Walt Disney (NYSE: DIS) is delivering a "beat and raise" performance in more ways than one on Wednesday. The family entertainment behemoth announced better-than-expected financial results, boosting its guidance for all of fiscal 2025 in the process. Disney also announced that it will help "raise" a new theme park in Abu Dhabi, making it the seventh Disney-branded resort worldwide.

It was the sprinkling of levitational pixie dust that Disney stock needed. The shares had fallen 19% since its previous financial update, and the stock was underperforming the overall market for the fourth time in the past five years. Like any good Disney animated classic, sometimes you need to go through some challenges before reaching a happy ending as the credits roll. Can it stick the landing on this fairy tale finish? Let's take a closer look.

Hakuna matata

Expectations were low heading into Wednesday morning's financial update. Analysts were modeling $23.1 billion in revenue for the first three months of the calendar year, a modest 5% increase. They also figured that adjusted earnings would be flat with the $1.21 a share it posted in the prior year's fiscal second quarter.

Reality proved to be heartier than the margin-contracting build-up. Disney's top line rose 7% to $23.6 billion. The bigger beat came at the other end of the income statement. Adjusted earnings soared 20% to $1.45 a share, fueled by a 15% jump in segment operating income.

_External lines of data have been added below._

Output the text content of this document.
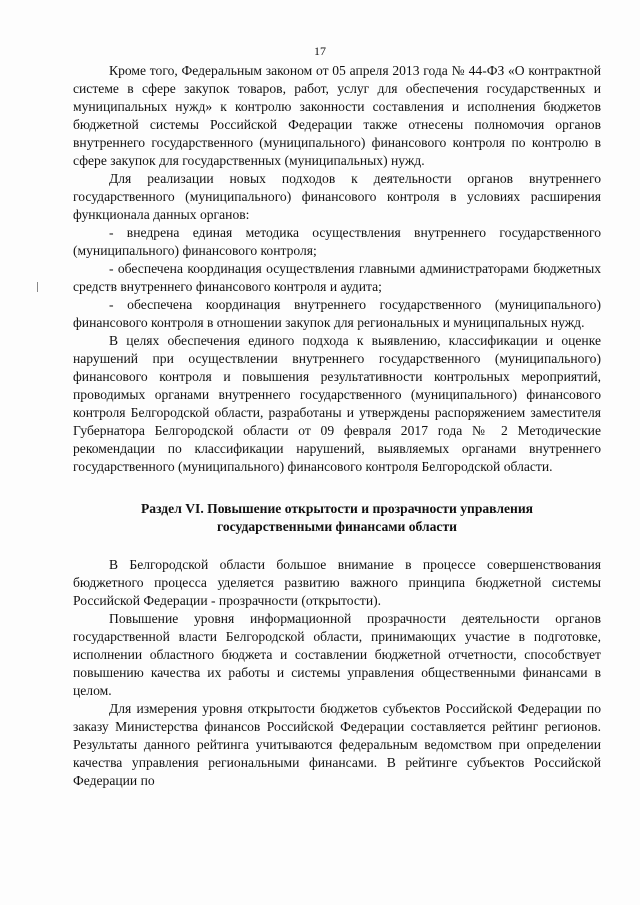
17

Кроме того, Федеральным законом от 05 апреля 2013 года № 44-ФЗ «О контрактной системе в сфере закупок товаров, работ, услуг для обеспечения государственных и муниципальных нужд» к контролю законности составления и исполнения бюджетов бюджетной системы Российской Федерации также отнесены полномочия органов внутреннего государственного (муниципального) финансового контроля по контролю в сфере закупок для государственных (муниципальных) нужд.

Для реализации новых подходов к деятельности органов внутреннего государственного (муниципального) финансового контроля в условиях расширения функционала данных органов:

- внедрена единая методика осуществления внутреннего государственного (муниципального) финансового контроля;

- обеспечена координация осуществления главными администраторами бюджетных средств внутреннего финансового контроля и аудита;

- обеспечена координация внутреннего государственного (муниципального) финансового контроля в отношении закупок для региональных и муниципальных нужд.

В целях обеспечения единого подхода к выявлению, классификации и оценке нарушений при осуществлении внутреннего государственного (муниципального) финансового контроля и повышения результативности контрольных мероприятий, проводимых органами внутреннего государственного (муниципального) финансового контроля Белгородской области, разработаны и утверждены распоряжением заместителя Губернатора Белгородской области от 09 февраля 2017 года № 2 Методические рекомендации по классификации нарушений, выявляемых органами внутреннего государственного (муниципального) финансового контроля Белгородской области.

Раздел VI. Повышение открытости и прозрачности управления
государственными финансами области

В Белгородской области большое внимание в процессе совершенствования бюджетного процесса уделяется развитию важного принципа бюджетной системы Российской Федерации - прозрачности (открытости).

Повышение уровня информационной прозрачности деятельности органов государственной власти Белгородской области, принимающих участие в подготовке, исполнении областного бюджета и составлении бюджетной отчетности, способствует повышению качества их работы и системы управления общественными финансами в целом.

Для измерения уровня открытости бюджетов субъектов Российской Федерации по заказу Министерства финансов Российской Федерации составляется рейтинг регионов. Результаты данного рейтинга учитываются федеральным ведомством при определении качества управления региональными финансами. В рейтинге субъектов Российской Федерации по
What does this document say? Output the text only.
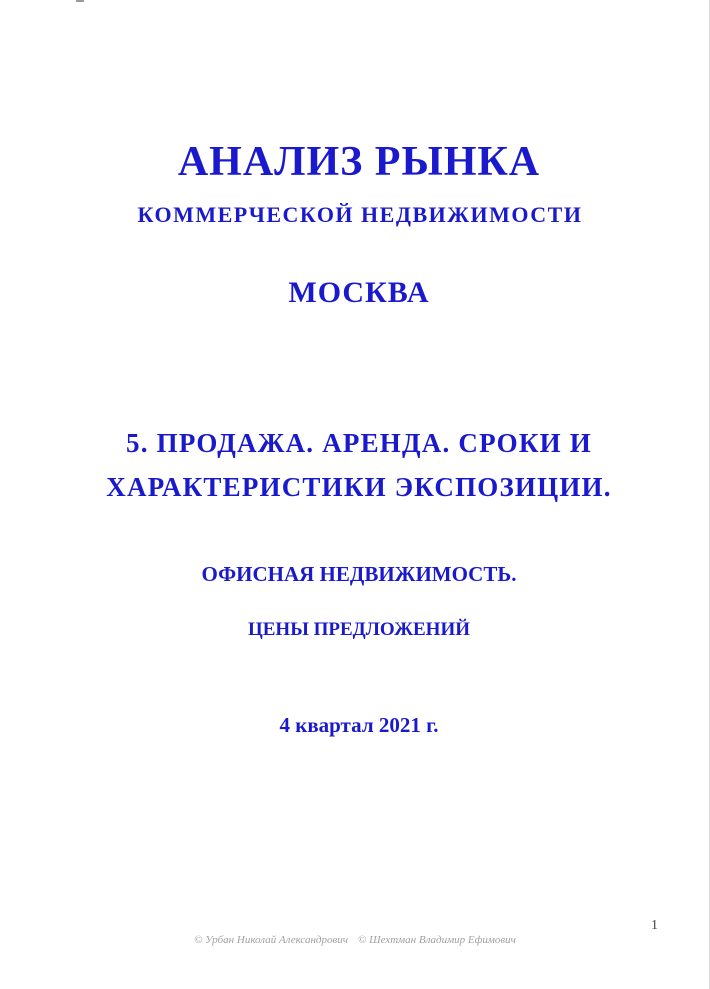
АНАЛИЗ РЫНКА
КОММЕРЧЕСКОЙ НЕДВИЖИМОСТИ
МОСКВА
5. ПРОДАЖА. АРЕНДА. СРОКИ И
ХАРАКТЕРИСТИКИ ЭКСПОЗИЦИИ.
ОФИСНАЯ НЕДВИЖИМОСТЬ.
ЦЕНЫ ПРЕДЛОЖЕНИЙ
4 квартал 2021 г.
1
© Урбан Николай Александрович © Шехтман Владимир Ефимович
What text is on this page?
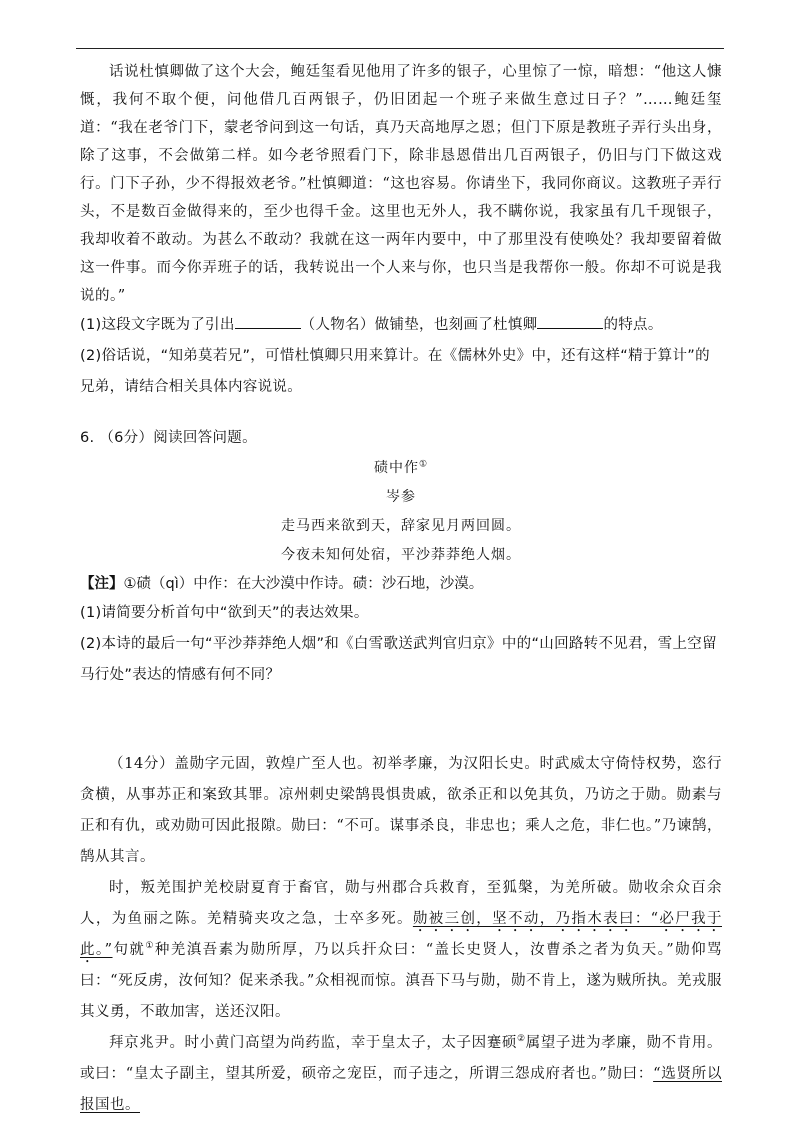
话说杜慎卿做了这个大会，鲍廷玺看见他用了许多的银子，心里惊了一惊，暗想：“他这人慷慨，我何不取个便，问他借几百两银子，仍旧团起一个班子来做生意过日子？”……鲍廷玺道：“我在老爷门下，蒙老爷问到这一句话，真乃天高地厚之恩；但门下原是教班子弄行头出身，除了这事，不会做第二样。如今老爷照看门下，除非恳恩借出几百两银子，仍旧与门下做这戏行。门下子孙，少不得报效老爷。”杜慎卿道：“这也容易。你请坐下，我同你商议。这教班子弄行头，不是数百金做得来的，至少也得千金。这里也无外人，我不瞒你说，我家虽有几千现银子，我却收着不敢动。为甚么不敢动？我就在这一两年内要中，中了那里没有使唤处？我却要留着做这一件事。而今你弄班子的话，我转说出一个人来与你，也只当是我帮你一般。你却不可说是我说的。”

(1)这段文字既为了引出	（人物名）做铺垫，也刻画了杜慎卿	的特点。

(2)俗话说，“知弟莫若兄”，可惜杜慎卿只用来算计。在《儒林外史》中，还有这样“精于算计”的兄弟，请结合相关具体内容说说。

6. （6分）阅读回答问题。

碛中作①

岑参

走马西来欲到天，辞家见月两回圆。

今夜未知何处宿，平沙莽莽绝人烟。

【注】①碛（qì）中作：在大沙漠中作诗。碛：沙石地，沙漠。

(1)请简要分析首句中“欲到天”的表达效果。

(2)本诗的最后一句“平沙莽莽绝人烟”和《白雪歌送武判官归京》中的“山回路转不见君，雪上空留马行处”表达的情感有何不同？

（14分）盖勋字元固，敦煌广至人也。初举孝廉，为汉阳长史。时武威太守倚恃权势，恣行贪横，从事苏正和案致其罪。凉州刺史梁鹄畏惧贵戚，欲杀正和以免其负，乃访之于勋。勋素与正和有仇，或劝勋可因此报隙。勋曰：“不可。谋事杀良，非忠也；乘人之危，非仁也。”乃谏鹄，鹄从其言。

时，叛羌围护羌校尉夏育于畜官，勋与州郡合兵救育，至狐槃，为羌所破。勋收余众百余人，为鱼丽之陈。羌精骑夹攻之急，士卒多死。勋被三创，坚不动，乃指木表曰：“必尸我于此。”句就①种羌滇吾素为勋所厚，乃以兵扞众曰：“盖长史贤人，汝曹杀之者为负天。”勋仰骂曰：“死反虏，汝何知？促来杀我。”众相视而惊。滇吾下马与勋，勋不肯上，遂为贼所执。羌戎服其义勇，不敢加害，送还汉阳。

拜京兆尹。时小黄门高望为尚药监，幸于皇太子，太子因蹇硕②属望子进为孝廉，勋不肯用。或曰：“皇太子副主，望其所爱，硕帝之宠臣，而子违之，所谓三怨成府者也。”勋曰：“选贤所以报国也。
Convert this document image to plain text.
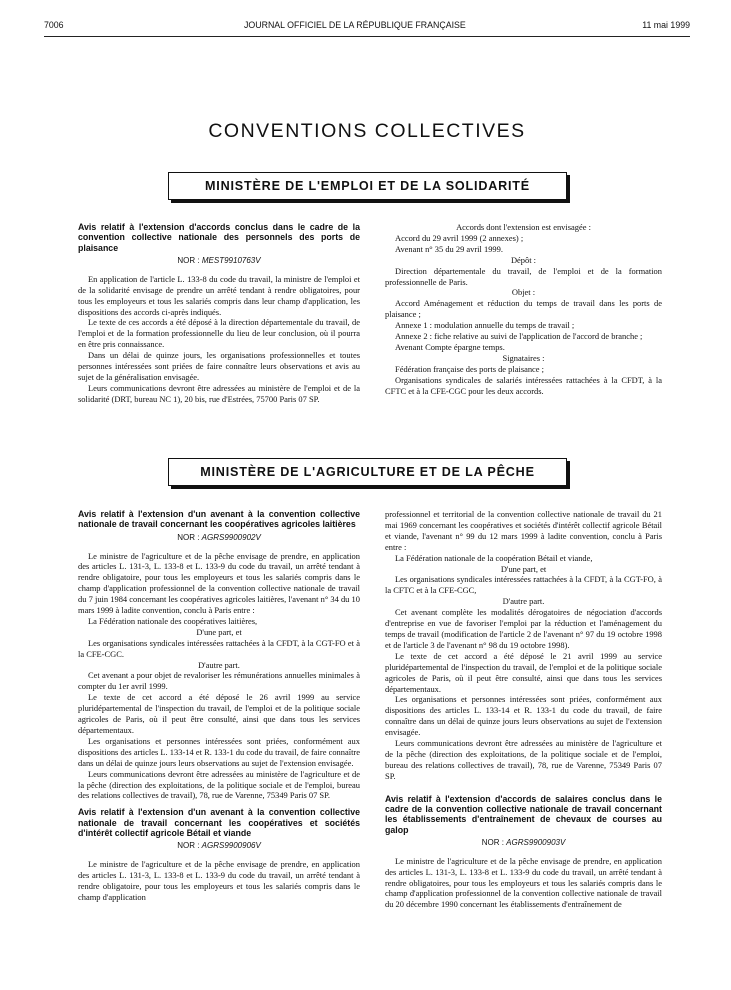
7006	JOURNAL OFFICIEL DE LA RÉPUBLIQUE FRANÇAISE	11 mai 1999
CONVENTIONS COLLECTIVES
MINISTÈRE DE L'EMPLOI ET DE LA SOLIDARITÉ
Avis relatif à l'extension d'accords conclus dans le cadre de la convention collective nationale des personnels des ports de plaisance
NOR : MEST9910763V

En application de l'article L. 133-8 du code du travail, la ministre de l'emploi et de la solidarité envisage de prendre un arrêté tendant à rendre obligatoires, pour tous les employeurs et tous les salariés compris dans leur champ d'application, les dispositions des accords ci-après indiqués.

Le texte de ces accords a été déposé à la direction départementale du travail, de l'emploi et de la formation professionnelle du lieu de leur conclusion, où il pourra en être pris connaissance.

Dans un délai de quinze jours, les organisations professionnelles et toutes personnes intéressées sont priées de faire connaître leurs observations et avis au sujet de la généralisation envisagée.

Leurs communications devront être adressées au ministère de l'emploi et de la solidarité (DRT, bureau NC 1), 20 bis, rue d'Estrées, 75700 Paris 07 SP.

Accords dont l'extension est envisagée :

Accord du 29 avril 1999 (2 annexes) ;

Avenant n° 35 du 29 avril 1999.

Dépôt :

Direction départementale du travail, de l'emploi et de la formation professionnelle de Paris.

Objet :

Accord Aménagement et réduction du temps de travail dans les ports de plaisance ;

Annexe 1 : modulation annuelle du temps de travail ;

Annexe 2 : fiche relative au suivi de l'application de l'accord de branche ;

Avenant Compte épargne temps.

Signataires :

Fédération française des ports de plaisance ;

Organisations syndicales de salariés intéressées rattachées à la CFDT, à la CFTC et à la CFE-CGC pour les deux accords.

MINISTÈRE DE L'AGRICULTURE ET DE LA PÊCHE
Avis relatif à l'extension d'un avenant à la convention collective nationale de travail concernant les coopératives agricoles laitières
NOR : AGRS9900902V

Le ministre de l'agriculture et de la pêche envisage de prendre, en application des articles L. 131-3, L. 133-8 et L. 133-9 du code du travail, un arrêté tendant à rendre obligatoire, pour tous les employeurs et tous les salariés compris dans le champ d'application professionnel de la convention collective nationale de travail du 7 juin 1984 concernant les coopératives agricoles laitières, l'avenant n° 34 du 10 mars 1999 à ladite convention, conclu à Paris entre :

La Fédération nationale des coopératives laitières,

D'une part, et

Les organisations syndicales intéressées rattachées à la CFDT, à la CGT-FO et à la CFE-CGC.

D'autre part.

Cet avenant a pour objet de revaloriser les rémunérations annuelles minimales à compter du 1er avril 1999.

Le texte de cet accord a été déposé le 26 avril 1999 au service pluridépartemental de l'inspection du travail, de l'emploi et de la politique sociale agricoles de Paris, où il peut être consulté, ainsi que dans tous les services départementaux.

Les organisations et personnes intéressées sont priées, conformément aux dispositions des articles L. 133-14 et R. 133-1 du code du travail, de faire connaître dans un délai de quinze jours leurs observations au sujet de l'extension envisagée.

Leurs communications devront être adressées au ministère de l'agriculture et de la pêche (direction des exploitations, de la politique sociale et de l'emploi, bureau des relations collectives de travail), 78, rue de Varenne, 75349 Paris 07 SP.

Avis relatif à l'extension d'un avenant à la convention collective nationale de travail concernant les coopératives et sociétés d'intérêt collectif agricole Bétail et viande
NOR : AGRS9900906V

Le ministre de l'agriculture et de la pêche envisage de prendre, en application des articles L. 131-3, L. 133-8 et L. 133-9 du code du travail, un arrêté tendant à rendre obligatoire, pour tous les employeurs et tous les salariés compris dans le champ d'application

professionnel et territorial de la convention collective nationale de travail du 21 mai 1969 concernant les coopératives et sociétés d'intérêt collectif agricole Bétail et viande, l'avenant n° 99 du 12 mars 1999 à ladite convention, conclu à Paris entre :

La Fédération nationale de la coopération Bétail et viande,

D'une part, et

Les organisations syndicales intéressées rattachées à la CFDT, à la CGT-FO, à la CFTC et à la CFE-CGC,

D'autre part.

Cet avenant complète les modalités dérogatoires de négociation d'accords d'entreprise en vue de favoriser l'emploi par la réduction et l'aménagement du temps de travail (modification de l'article 2 de l'avenant n° 97 du 19 octobre 1998 et de l'article 3 de l'avenant n° 98 du 19 octobre 1998).

Le texte de cet accord a été déposé le 21 avril 1999 au service pluridépartemental de l'inspection du travail, de l'emploi et de la politique sociale agricoles de Paris, où il peut être consulté, ainsi que dans tous les services départementaux.

Les organisations et personnes intéressées sont priées, conformément aux dispositions des articles L. 133-14 et R. 133-1 du code du travail, de faire connaître dans un délai de quinze jours leurs observations au sujet de l'extension envisagée.

Leurs communications devront être adressées au ministère de l'agriculture et de la pêche (direction des exploitations, de la politique sociale et de l'emploi, bureau des relations collectives de travail), 78, rue de Varenne, 75349 Paris 07 SP.

Avis relatif à l'extension d'accords de salaires conclus dans le cadre de la convention collective nationale de travail concernant les établissements d'entraînement de chevaux de courses au galop
NOR : AGRS9900903V

Le ministre de l'agriculture et de la pêche envisage de prendre, en application des articles L. 131-3, L. 133-8 et L. 133-9 du code du travail, un arrêté tendant à rendre obligatoires, pour tous les employeurs et tous les salariés compris dans le champ d'application professionnel de la convention collective nationale de travail du 20 décembre 1990 concernant les établissements d'entraînement de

Disney's theme parks business was widely expected to be a laggard. Rival Comcast posted a 5% decline for its theme parks business for the same three-month period earlier this earnings season, with a 32% plunge in the segment's adjusted earnings before interest, taxes, depreciation, and amortization (EBITDA). One analyst note last week was predicting a 1% decline in turnstile clicks at Disney's domestic theme parks. The final numbers proved more inspiring. Disney's domestic parks and experiences business came through with a 9% increase in revenue along with a 13% jump in operating income.